L’aventure fit grand bruit. On assiégea la porte de l’homme dont les jours étaient si précieux, et six semaines après les avoir exposés pour prouver la sincérité de son éloignement des affaires publiques, il était proclamé l’élu de Westminster. C’est ainsi qu’il atteignit son but : il n’y avait pas d’exemple d’une élection aussi positivement libre, car il ne l’avait pas briguée, et elle ne lui avait pas coûté un farthing. Rien ne devait manquer à ce succès inouï, pas même une ovation plus extraordinaire encore. La veille de l’ouverture du parlement (le 29 juin 1807), un char triomphal vint le prendre à son logis dans Piccadilly.

Ce char, orné de somptueuses draperies et chargé de devises, était surmonté d’un fauteuil suffisamment élevé pour qu’il pût être vu de loin par la foule. C’est là que se plaça le grand homme du jour, pâle encore de sa blessure récente, la tête découverte, sa jambe blessée étendue sur un moelleux coussin de velours, l’autre écrasant du pied le monstre hideux de la vénalité et de la corruption. Quatre chevaux blancs traînaient ce roulant piédestal, devant lequel marchait à pas comptés le corps des électeurs de Westminster. Derrière venaient la femme et le frère du triomphateur, ses amis, ses cliens, et la populace entourait le Cortège en poussant des cris d’allégresse. C’est dans cet équipage que sir Francis Burdett se rendit à la taverne de l’Ancre et de la Couronne, quartier-général du radicalisme en ce temps-là.

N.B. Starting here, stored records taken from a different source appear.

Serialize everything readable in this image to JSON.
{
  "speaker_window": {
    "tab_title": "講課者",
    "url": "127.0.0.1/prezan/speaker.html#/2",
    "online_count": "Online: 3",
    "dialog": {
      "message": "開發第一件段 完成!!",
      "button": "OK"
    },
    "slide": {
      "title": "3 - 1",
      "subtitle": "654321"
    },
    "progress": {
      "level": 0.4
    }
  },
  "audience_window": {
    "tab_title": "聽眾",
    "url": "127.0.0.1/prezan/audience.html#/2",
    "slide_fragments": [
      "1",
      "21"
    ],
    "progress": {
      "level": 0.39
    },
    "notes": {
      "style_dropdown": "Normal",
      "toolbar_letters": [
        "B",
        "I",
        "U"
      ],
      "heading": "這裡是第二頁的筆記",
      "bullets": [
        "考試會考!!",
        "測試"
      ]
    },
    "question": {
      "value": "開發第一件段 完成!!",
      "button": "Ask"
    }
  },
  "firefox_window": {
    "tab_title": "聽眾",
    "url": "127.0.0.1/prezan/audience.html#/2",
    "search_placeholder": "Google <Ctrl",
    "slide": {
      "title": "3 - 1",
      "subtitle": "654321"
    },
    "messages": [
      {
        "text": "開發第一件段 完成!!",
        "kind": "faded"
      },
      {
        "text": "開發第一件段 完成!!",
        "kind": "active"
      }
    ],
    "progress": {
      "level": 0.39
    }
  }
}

La cause de la réforme avait fait un grand pas. Son niveau s’était élevé de Middlesex à Westminster, de tout le degré qui sépare le bas peuple de la classe moyenne. Encouragée par cet heureux symptôme, elle se hasarda à reparaître, après douze ans d’oubli, dans l’assemblée qui seule pouvait fixer son destin, et ce fut un des membres les plus considérés du parti whig, M. Curwen, qui présenta la motion. Malheureusement, le système, insuffisant déjà, qui s’y trouvait développé sortit entièrement défiguré de l’épreuve des deux premières lectures, et finit par succomber à la troisième. En vain Burdett, accourant comme ces réserves puissantes dont l’effort suprême rétablit souvent le combat, essaya de lier la chambre par un ajournement qui l’aurait forcée d’en finir avec cette grande question dans la session suivante, en vain il renchérit sur ses emportemens habituels et se fit rappeler à l’ordre. La violence n’est au fond que le masque de la faiblesse ; les partisans de la réforme s’étaient trop tôt réjouis ; les temps n’étaient pas mûrs, et dix ans devaient s’écouler encore avant qu’elle parût mériter de nouveau l’attention sérieuse des législateurs.

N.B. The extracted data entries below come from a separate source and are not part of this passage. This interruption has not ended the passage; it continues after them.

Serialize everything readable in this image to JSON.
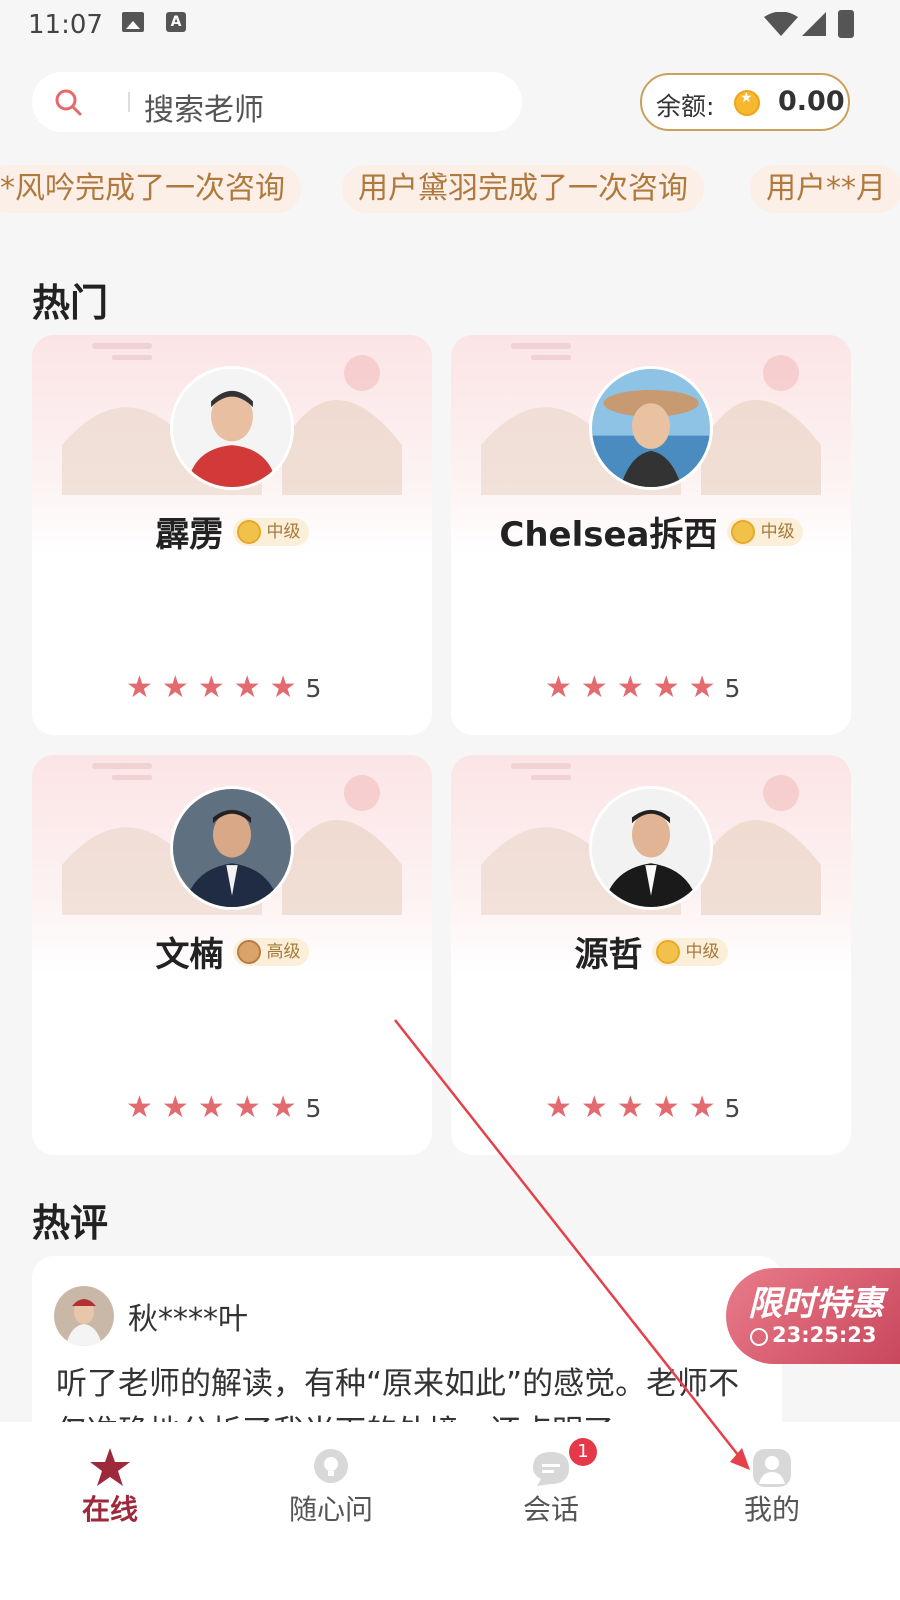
{
  "status_bar": {
    "time": "11:07",
    "icon_a": "A"
  },
  "search": {
    "placeholder": "搜索老师"
  },
  "balance": {
    "label": "余额:",
    "value": "0.00"
  },
  "ticker": {
    "items": [
      "*风吟完成了一次咨询",
      "用户黛羽完成了一次咨询",
      "用户**月"
    ]
  },
  "hot": {
    "title": "热门",
    "teachers": [
      {
        "name": "霹雳",
        "level": "中级",
        "rating": "5"
      },
      {
        "name": "Chelsea拆西",
        "level": "中级",
        "rating": "5"
      },
      {
        "name": "文楠",
        "level": "高级",
        "rating": "5"
      },
      {
        "name": "源哲",
        "level": "中级",
        "rating": "5"
      }
    ]
  },
  "reviews": {
    "title": "热评",
    "items": [
      {
        "reviewer": "秋****叶",
        "text": "听了老师的解读，有种“原来如此”的感觉。老师不仅准确地分析了我当下的处境，还点明了"
      }
    ]
  },
  "promo": {
    "title": "限时特惠",
    "countdown": "23:25:23"
  },
  "nav": {
    "items": [
      {
        "label": "在线",
        "icon": "star-icon",
        "active": true
      },
      {
        "label": "随心问",
        "icon": "lightbulb-icon",
        "active": false
      },
      {
        "label": "会话",
        "icon": "chat-icon",
        "active": false,
        "badge": "1"
      },
      {
        "label": "我的",
        "icon": "profile-icon",
        "active": false
      }
    ]
  },
  "colors": {
    "accent": "#9c2a3a",
    "star": "#e36a6e",
    "ticker_text": "#b07a3e",
    "gold": "#c9a15a"
  }
}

Cependant la nation, dont ces délais défiaient l’impatience, trouva bientôt l’occasion de manifester son inquiétude et ses justes ombrages. C’était en 1810. L’expédition de Waleheren avait déjà donné lieu, dans la chambre des communes, à des révélations fâcheuses pour l’honneur de plusieurs membres du cabinet, lorsque M. York, voulant leur épargner de nouvelles hontes, demanda au speaker que la galerie publique fût évacuée. Il en avait le droit : un ancien ordre permanent (standing order) portait que tout étranger qui pénétrerait dans la chambre serait livré à la garde du sergent d’armes. Cet ordre était tombé en désuétude ; chacun voyait dans la publicité des débats un correctif salutaire aux vices de la représentation : elle obligeait à quelque pudeur une assemblée corrompue ; elle rassurait le peuple, chez qui le mystère en politique enflamme toujours les soupçons ; sans elle, d’ailleurs, c’en était fait de la presse, qu’en Angleterre, où son influence est moins grande que parmi nous, on regarde pourtant comme un quatrième pouvoir qui maintient l’équilibre entre les trois autres. Sheridan, alarmé des conséquences possibles de cette prétention inattendue, voulut parer le coup en demandant à son tour qu’un membre ne pût désormais exiger l’exécution du standing order sans soumettre ses motifs au jugement de la chambre. Sir Francis Burdett appuya cette motion avec son impétuosité ordinaire ; la chambre, sourde aux injures comme à la raison, passa outre et confirma son premier vote.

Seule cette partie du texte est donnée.